There are several limitations to our study: first, the inherited bias associated with retrospective studies and the single center nature of our study. Second, the small sample size may affect the strength of the conclusions that can be drawn from our data. Third, not all investigations are done in our study as well as the absence of nerve biopsy [20]. The fourth limitation is the lack of a comprehensive outcome measure, as many patients might suffer from gait imbalance despite being able to walk again [21]. Despite these limitations, our data are in concordance with prior reports, and it adds another layer of confirmation to the clinical and prognostic information regarding this syndrome.

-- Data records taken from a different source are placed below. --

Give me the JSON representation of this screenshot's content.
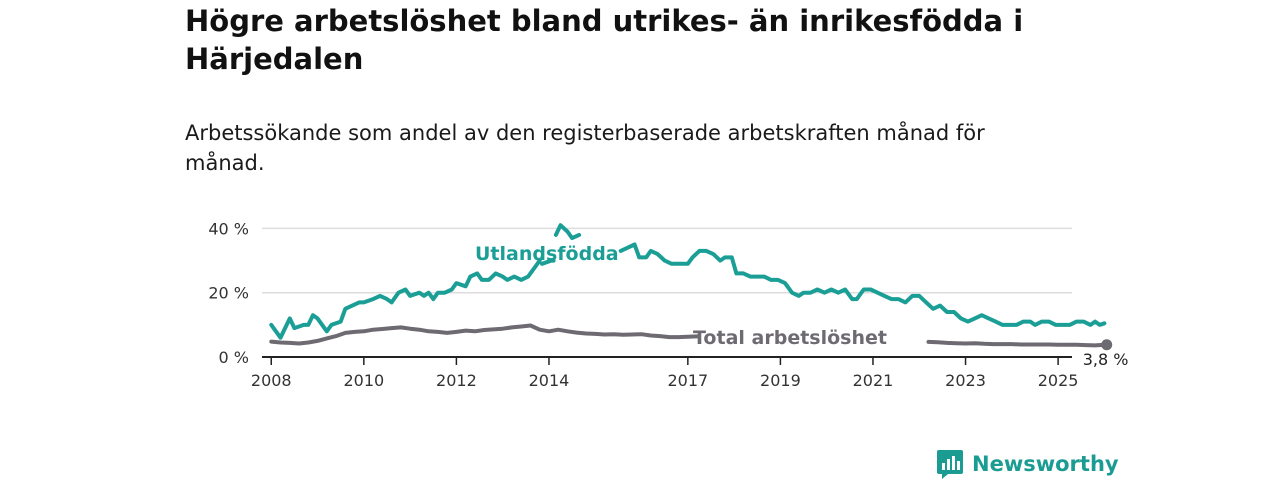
{
  "title": "Högre arbetslöshet bland utrikes- än inrikesfödda i Härjedalen",
  "subtitle": "Arbetssökande som andel av den registerbaserade arbetskraften månad för månad.",
  "brand": {
    "name": "Newsworthy",
    "logo_icon": "bar-chart-speech-bubble-icon"
  },
  "colors": {
    "foreign_born": "#1a9e96",
    "total": "#6e6a72",
    "grid": "#dddddd",
    "axis": "#222222"
  },
  "chart_data": {
    "type": "line",
    "title": "Högre arbetslöshet bland utrikes- än inrikesfödda i Härjedalen",
    "subtitle": "Arbetssökande som andel av den registerbaserade arbetskraften månad för månad.",
    "xlabel": "",
    "ylabel": "",
    "x_range": [
      2007.8,
      2025.3
    ],
    "y_range": [
      0,
      42
    ],
    "grid": true,
    "x_ticks": [
      {
        "value": 2008,
        "label": "2008"
      },
      {
        "value": 2010,
        "label": "2010"
      },
      {
        "value": 2012,
        "label": "2012"
      },
      {
        "value": 2014,
        "label": "2014"
      },
      {
        "value": 2017,
        "label": "2017"
      },
      {
        "value": 2019,
        "label": "2019"
      },
      {
        "value": 2021,
        "label": "2021"
      },
      {
        "value": 2023,
        "label": "2023"
      },
      {
        "value": 2025,
        "label": "2025"
      }
    ],
    "y_ticks": [
      {
        "value": 0,
        "label": "0 %"
      },
      {
        "value": 20,
        "label": "20 %"
      },
      {
        "value": 40,
        "label": "40 %"
      }
    ],
    "series": [
      {
        "name": "Utlandsfödda",
        "color": "#1a9e96",
        "segments": [
          [
            [
              2008.0,
              10
            ],
            [
              2008.2,
              6
            ],
            [
              2008.4,
              12
            ],
            [
              2008.5,
              9
            ],
            [
              2008.7,
              10
            ],
            [
              2008.8,
              10
            ],
            [
              2008.9,
              13
            ],
            [
              2009.0,
              12
            ],
            [
              2009.2,
              8
            ],
            [
              2009.3,
              10
            ],
            [
              2009.5,
              11
            ],
            [
              2009.6,
              15
            ],
            [
              2009.75,
              16
            ],
            [
              2009.9,
              17
            ],
            [
              2010.0,
              17
            ],
            [
              2010.2,
              18
            ],
            [
              2010.35,
              19
            ],
            [
              2010.5,
              18
            ],
            [
              2010.6,
              17
            ],
            [
              2010.75,
              20
            ],
            [
              2010.9,
              21
            ],
            [
              2011.0,
              19
            ],
            [
              2011.2,
              20
            ],
            [
              2011.3,
              19
            ],
            [
              2011.4,
              20
            ],
            [
              2011.5,
              18
            ],
            [
              2011.6,
              20
            ],
            [
              2011.75,
              20
            ],
            [
              2011.9,
              21
            ],
            [
              2012.0,
              23
            ],
            [
              2012.2,
              22
            ],
            [
              2012.3,
              25
            ],
            [
              2012.45,
              26
            ],
            [
              2012.55,
              24
            ],
            [
              2012.7,
              24
            ],
            [
              2012.85,
              26
            ],
            [
              2013.0,
              25
            ],
            [
              2013.1,
              24
            ],
            [
              2013.25,
              25
            ],
            [
              2013.4,
              24
            ],
            [
              2013.55,
              25
            ],
            [
              2013.7,
              28
            ],
            [
              2013.8,
              30
            ]
          ],
          [
            [
              2013.85,
              29
            ],
            [
              2014.05,
              30
            ],
            [
              2014.1,
              30
            ]
          ],
          [
            [
              2014.15,
              38
            ],
            [
              2014.25,
              41
            ],
            [
              2014.4,
              39
            ],
            [
              2014.5,
              37
            ],
            [
              2014.65,
              38
            ]
          ],
          [
            [
              2015.55,
              33
            ],
            [
              2015.7,
              34
            ],
            [
              2015.85,
              35
            ],
            [
              2015.95,
              31
            ],
            [
              2016.1,
              31
            ],
            [
              2016.2,
              33
            ],
            [
              2016.35,
              32
            ],
            [
              2016.5,
              30
            ],
            [
              2016.65,
              29
            ],
            [
              2016.8,
              29
            ],
            [
              2017.0,
              29
            ],
            [
              2017.1,
              31
            ],
            [
              2017.25,
              33
            ],
            [
              2017.4,
              33
            ],
            [
              2017.55,
              32
            ],
            [
              2017.7,
              30
            ],
            [
              2017.8,
              31
            ],
            [
              2017.95,
              31
            ],
            [
              2018.05,
              26
            ],
            [
              2018.2,
              26
            ],
            [
              2018.35,
              25
            ],
            [
              2018.5,
              25
            ],
            [
              2018.65,
              25
            ],
            [
              2018.8,
              24
            ],
            [
              2018.95,
              24
            ],
            [
              2019.1,
              23
            ],
            [
              2019.25,
              20
            ],
            [
              2019.4,
              19
            ],
            [
              2019.5,
              20
            ],
            [
              2019.65,
              20
            ],
            [
              2019.8,
              21
            ],
            [
              2019.95,
              20
            ],
            [
              2020.1,
              21
            ],
            [
              2020.25,
              20
            ],
            [
              2020.4,
              21
            ],
            [
              2020.55,
              18
            ],
            [
              2020.65,
              18
            ],
            [
              2020.8,
              21
            ],
            [
              2020.95,
              21
            ],
            [
              2021.1,
              20
            ],
            [
              2021.25,
              19
            ],
            [
              2021.4,
              18
            ],
            [
              2021.55,
              18
            ],
            [
              2021.7,
              17
            ],
            [
              2021.85,
              19
            ],
            [
              2022.0,
              19
            ],
            [
              2022.15,
              17
            ],
            [
              2022.3,
              15
            ],
            [
              2022.45,
              16
            ],
            [
              2022.6,
              14
            ],
            [
              2022.75,
              14
            ],
            [
              2022.9,
              12
            ],
            [
              2023.05,
              11
            ],
            [
              2023.2,
              12
            ],
            [
              2023.35,
              13
            ],
            [
              2023.5,
              12
            ],
            [
              2023.65,
              11
            ],
            [
              2023.8,
              10
            ],
            [
              2023.95,
              10
            ],
            [
              2024.1,
              10
            ],
            [
              2024.25,
              11
            ],
            [
              2024.4,
              11
            ],
            [
              2024.5,
              10
            ],
            [
              2024.65,
              11
            ],
            [
              2024.8,
              11
            ],
            [
              2024.95,
              10
            ],
            [
              2025.1,
              10
            ],
            [
              2025.25,
              10
            ],
            [
              2025.4,
              11
            ],
            [
              2025.55,
              11
            ],
            [
              2025.7,
              10
            ],
            [
              2025.8,
              11
            ],
            [
              2025.9,
              10
            ],
            [
              2026.0,
              10.5
            ]
          ]
        ]
      },
      {
        "name": "Total arbetslöshet",
        "color": "#6e6a72",
        "end_value_label": "3,8 %",
        "end_point": [
          2026.05,
          3.8
        ],
        "segments": [
          [
            [
              2008.0,
              4.8
            ],
            [
              2008.2,
              4.5
            ],
            [
              2008.4,
              4.4
            ],
            [
              2008.6,
              4.2
            ],
            [
              2008.8,
              4.5
            ],
            [
              2009.0,
              5.0
            ],
            [
              2009.2,
              5.8
            ],
            [
              2009.4,
              6.5
            ],
            [
              2009.6,
              7.5
            ],
            [
              2009.8,
              7.8
            ],
            [
              2010.0,
              8.0
            ],
            [
              2010.2,
              8.5
            ],
            [
              2010.4,
              8.7
            ],
            [
              2010.6,
              9.0
            ],
            [
              2010.8,
              9.2
            ],
            [
              2011.0,
              8.8
            ],
            [
              2011.2,
              8.5
            ],
            [
              2011.4,
              8.0
            ],
            [
              2011.6,
              7.8
            ],
            [
              2011.8,
              7.5
            ],
            [
              2012.0,
              7.8
            ],
            [
              2012.2,
              8.2
            ],
            [
              2012.4,
              8.0
            ],
            [
              2012.6,
              8.4
            ],
            [
              2012.8,
              8.6
            ],
            [
              2013.0,
              8.8
            ],
            [
              2013.2,
              9.2
            ],
            [
              2013.4,
              9.5
            ],
            [
              2013.6,
              9.8
            ],
            [
              2013.8,
              8.5
            ],
            [
              2014.0,
              8.0
            ],
            [
              2014.2,
              8.5
            ],
            [
              2014.4,
              8.0
            ],
            [
              2014.6,
              7.6
            ],
            [
              2014.8,
              7.3
            ],
            [
              2015.0,
              7.2
            ],
            [
              2015.2,
              7.0
            ],
            [
              2015.4,
              7.1
            ],
            [
              2015.6,
              6.9
            ],
            [
              2015.8,
              7.0
            ],
            [
              2016.0,
              7.1
            ],
            [
              2016.2,
              6.7
            ],
            [
              2016.4,
              6.5
            ],
            [
              2016.6,
              6.2
            ],
            [
              2016.8,
              6.2
            ],
            [
              2017.0,
              6.3
            ],
            [
              2017.2,
              6.4
            ]
          ],
          [
            [
              2022.2,
              4.7
            ],
            [
              2022.4,
              4.6
            ],
            [
              2022.6,
              4.4
            ],
            [
              2022.8,
              4.3
            ],
            [
              2023.0,
              4.2
            ],
            [
              2023.2,
              4.3
            ],
            [
              2023.4,
              4.1
            ],
            [
              2023.6,
              4.0
            ],
            [
              2023.8,
              4.0
            ],
            [
              2024.0,
              4.0
            ],
            [
              2024.2,
              3.9
            ],
            [
              2024.4,
              3.9
            ],
            [
              2024.6,
              3.9
            ],
            [
              2024.8,
              3.9
            ],
            [
              2025.0,
              3.8
            ],
            [
              2025.2,
              3.8
            ],
            [
              2025.4,
              3.8
            ],
            [
              2025.6,
              3.7
            ],
            [
              2025.8,
              3.6
            ],
            [
              2026.0,
              3.8
            ]
          ]
        ]
      }
    ]
  }
}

In conclusion, our study shows that APPAP mimics GBS in term of acute onset and time to nadir weakness. Cases with this syndrome usually present within 6 months after bariatric surgery. The preserved sural nerve potential could possibly be a predictor of cases with better outcome and needs to be investigated in future studies. Overall, this syndrome has a good prognosis as most patients regain their ability to walk.
Acknowledgment
None.
Statement of Ethics
The study has received an approval from the institutional review board at King Abdulaziz University, Medical School.
Disclosure Statement
The authors have no conflicts of interest to declare.
Funding Sources
No funding.
Author Contributions
O.A. and H.A.A.: study design, data acquisition, and writing the manuscript. A.A.: study design, data acquisition, and reviewing the manuscript. M.H.A.: study design, data interpretation, and reviewing the manuscript. A.R.A.: study design, data acquisition and interpretation, statistical analysis, and writing the manuscript.